Yemlerde antibiyotik
Ancak tavuğun büyümesi için yemlerine antibiyotik katıldığı ise bir gerçekti. Fakat antibiyotik direnci gelişince Avrupa ve Türkiye bunu yasakladı. Çünkü hastalıklarda işe yarayan antibiyotiklerin etkisiz hale gelmesi gibi ölümcül bir tehlike oluştu. Tabii bu yasağa ne kadar uyulduğunu yapılan denetimlerin sonuçları gösterir. Amerikan Gıda ve İlaç Dairesi’nin hayvan yemlerinde her yıl 7 milyon kilo antibiyotik kullanıldığına yönelik raporunu unutmamak gerek. Ülkemizde yemlerin denetime tabi olduğunu biliyoruz. Ancak yem konusunda maalesef büyük oranda dışa bağımlıyız.

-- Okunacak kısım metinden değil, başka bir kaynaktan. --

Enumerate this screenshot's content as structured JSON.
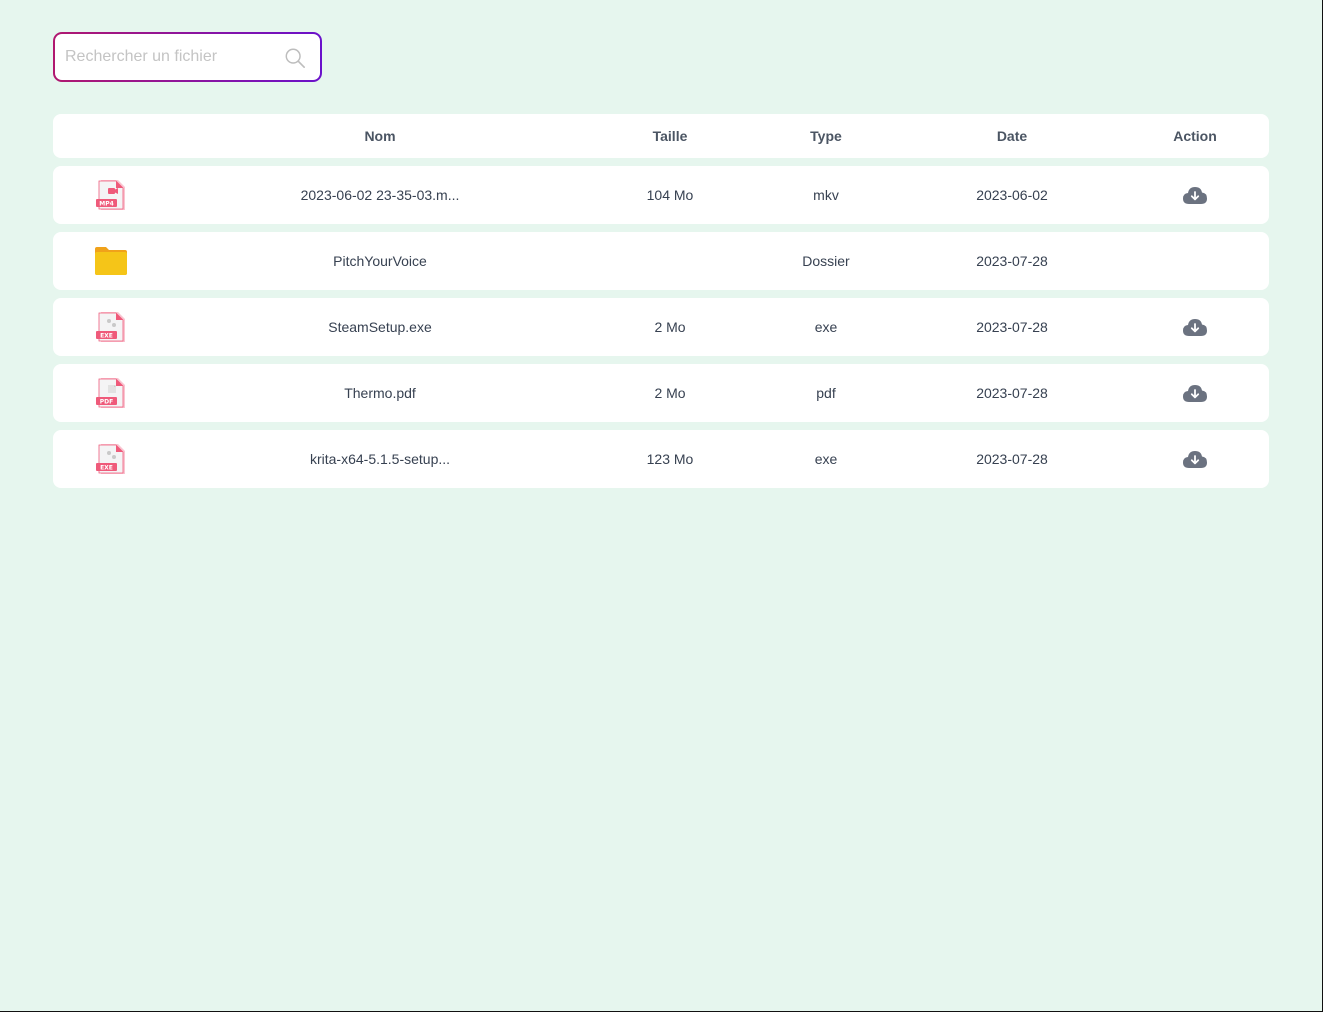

Kanat açma alanıÖzellikle yem için ithal ettiğimiz soyanın neredeyse tamamı GDO’lu. Yani tavukların GDO’lu yemle beslendiğini söyleyebiliyoruz. Bunun insanlara sirayet edip etmediği ise bilimsel olarak tartışmalı. Bu konuda endişeli olan tüketici, daha fazla ödeyip organiğe yöneliyor. Çünkü organikte GDO’lu yem yasak. Ayrıca üretimde hayvan refahını gözetmek öncelikli şart. Hayvan refahı da ne demeyin! Tavukların sağlığı için çok önemli. Doğası gereği tavuk, kanadını açmalı, çırpmalı, eşelenmeli. Ancak geleneksel kafesler buna imkân vermiyor. Çünkü tavuk başına neredeyse bir karış alan düşüyor. Bu da endüstriyel tavukçuluğa zulüm algısını yapıştırıyor. Alternatifi ise kafessiz sistem ya da gezen tavuk.
Tavukların en doğal hakları Gezen tavuğun daha az stres ve korku yüklü yetişmesi; et ve yumurtasını da daha sağlıklı kılıyor. Zaten kafessiz (freecage) yetiştirme bu yüzden revaçta. Hatta bazı ülkeler, kafesi tamamen kaldırıyor. Fransa, 2022’den itibaren yasaklama kararı aldı. Bizde ise endüstri henüz geleneksel kafesleri terk edemiyor. AB, bu tip kafesleri 2012’de yasaklamıştı. AB ülkelerinde “zenginleştirilmiş kafes” kullanılmak zorunda. Yani tavuklara en az 600 santimetrekare alan, folluk ve tünek gibi doğal haklar veriliyor. Aslında uyum yasaları kapsamında biz de 2014’te aynı zorunlulukları yasalaştırdık. Ancak 2023’e kadar süre verilince, sektörün büyük bölümü hâlâ yeni sisteme geçmedi.
Fakat, tüketici talebi ciddi bir değişim başlattı. Mesela en çok satılan organik gıda yumurta. Market raflarında “gezen tavuk” bölümleri hızla genişliyor. Metro Market, 2023 itibarıyla markası altındaki tüm yumurtaların kafessiz üretileceğini duyurdu. Hayvan refahıyla ilgili çalışmalar yapan Prof. Dr. Zehra Bozkurt’a göre, tavuk başına 30-40 lira maliyet oluşsa da sektör, 2023’e kadar yönetmeliğe uygun duruma gelebilir. Önümüzde üç yıl var. Kim bilir, belki tavukların ve yumurtalarının stressiz olması, toplumsal gerginliğimizi de azaltır.